C'est là que réside la vraie rupture. Ce n'est pas que l'IA sache faire ce qu'un pirate expérimenté fait déjà ; c'est qu'elle le fait à vitesse machine, sans fatigue, sans hésitation, et sans coût marginal. Un opérateur humain gère une cible à la fois et dort la nuit. Un agent autonome peut en poursuivre mille en parallèle, s'adapter à chacune, et ne jamais lever le pied. La barrière qui protégeait les organisations les plus modestes - « nous sommes trop petits pour intéresser un attaquant qualifié » - vient de se fissurer : quand l'attaquant qualifié est un logiciel qu'on lance en série, plus personne n'est trop petit.
Ce n'est pas une magie noire, ni une faille inédite. L'agent est entré par une vulnérabilité connue et corrigeable, sur un service exposé qui n'aurait pas dû l'être. Autrement dit : la nouveauté est dans la vitesse et l'autonomie de l'attaquant, pas dans la porte qu'il a empruntée. La bonne nouvelle tient dans ce constat - les parades restent les mêmes.
Pourquoi les défenses de fond ne changent pas
Face à un adversaire plus rapide, la tentation est de chercher l'arme miracle. Mais JADEPUFFER a réussi par des chemins ordinaires, et c'est précisément ce qui doit guider la réponse. Trois enseignements :
- Fermer les portes connues, vite. L'agent est entré par une CVE déjà publiée. Une gestion des correctifs priorisée par l'exploitation réelle - le sujet de notre guide du CVE à la remédiation - aurait refermé cette porte avant lui.
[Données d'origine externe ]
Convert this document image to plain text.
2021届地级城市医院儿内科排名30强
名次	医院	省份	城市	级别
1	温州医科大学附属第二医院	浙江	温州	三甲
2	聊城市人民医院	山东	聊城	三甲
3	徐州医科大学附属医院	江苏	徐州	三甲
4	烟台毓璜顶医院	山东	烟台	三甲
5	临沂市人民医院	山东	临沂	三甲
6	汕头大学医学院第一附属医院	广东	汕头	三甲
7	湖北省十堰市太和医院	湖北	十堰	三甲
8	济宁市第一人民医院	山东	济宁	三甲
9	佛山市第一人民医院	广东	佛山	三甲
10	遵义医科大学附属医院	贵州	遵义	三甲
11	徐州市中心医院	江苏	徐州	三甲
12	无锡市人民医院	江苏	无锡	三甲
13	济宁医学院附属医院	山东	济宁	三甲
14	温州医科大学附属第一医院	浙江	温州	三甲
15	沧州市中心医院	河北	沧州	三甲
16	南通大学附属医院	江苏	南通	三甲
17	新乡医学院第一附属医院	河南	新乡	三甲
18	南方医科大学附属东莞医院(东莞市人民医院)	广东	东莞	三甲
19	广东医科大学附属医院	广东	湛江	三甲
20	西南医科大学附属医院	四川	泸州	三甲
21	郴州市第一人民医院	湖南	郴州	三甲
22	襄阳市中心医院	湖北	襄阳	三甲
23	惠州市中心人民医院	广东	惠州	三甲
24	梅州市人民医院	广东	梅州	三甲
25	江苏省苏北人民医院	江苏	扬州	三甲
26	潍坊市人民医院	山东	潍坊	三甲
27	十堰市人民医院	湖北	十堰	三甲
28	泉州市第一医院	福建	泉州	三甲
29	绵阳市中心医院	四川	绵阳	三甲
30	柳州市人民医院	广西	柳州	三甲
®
- Réduire ce qui est exposé. Un outil de développement d'IA accessible depuis Internet, sans raison, c'est une invitation. Savoir ce que l'on expose, et le restreindre, reste le premier rempart.
- Détecter la vitesse anormale. Un humain qui teste six cents actions en quelques minutes, ça n'existe pas. Cette signature - un volume et une cadence surhumains - est justement ce qu'une surveillance outillée peut repérer. Contre une attaque à vitesse machine, la détection doit elle aussi jouer en temps réel.
La vitesse de la défense devient la vraie question
Si l'attaque passe de plusieurs jours à quelques minutes, une défense qui se réveille le lendemain matin arrive après la bataille. C'est le déplacement de fond que JADEPUFFER met en lumière : la question n'est plus seulement « avons-nous les bonnes barrières ? » mais « à quelle vitesse voyons-nous et arrêtons-nous une intrusion en cours ?». Journalisation centralisée, détection continue, réponse préparée à froid : ce que nous décrivons dans notre mémo sur les premières heures d'une cyberattaque devient plus critique encore quand l'adversaire ne dort jamais.
Kenawek vous aide à réduire votre exposition, à tenir vos correctifs prioritaires et à mettre en place la détection et la réponse qui comptent quand une intrusion se joue en minutes, pas en jours. Parlons-en.
En résumé
JADEPUFFER n'a pas inventé une nouvelle façon d'entrer : il a supprimé l'humain derrière l'attaque, et avec lui, ses limites de temps, de fatigue et de coût. Le marteau-piqueur a pris le volant. Pour les défenseurs, cela ne rend pas les fondamentaux obsolètes - au contraire, cela les rend urgents : fermer les portes connues, réduire ce qu'on expose, et surtout voir vite. Contre un adversaire qui corrige ses erreurs en trente secondes, la lenteur n'est plus une option.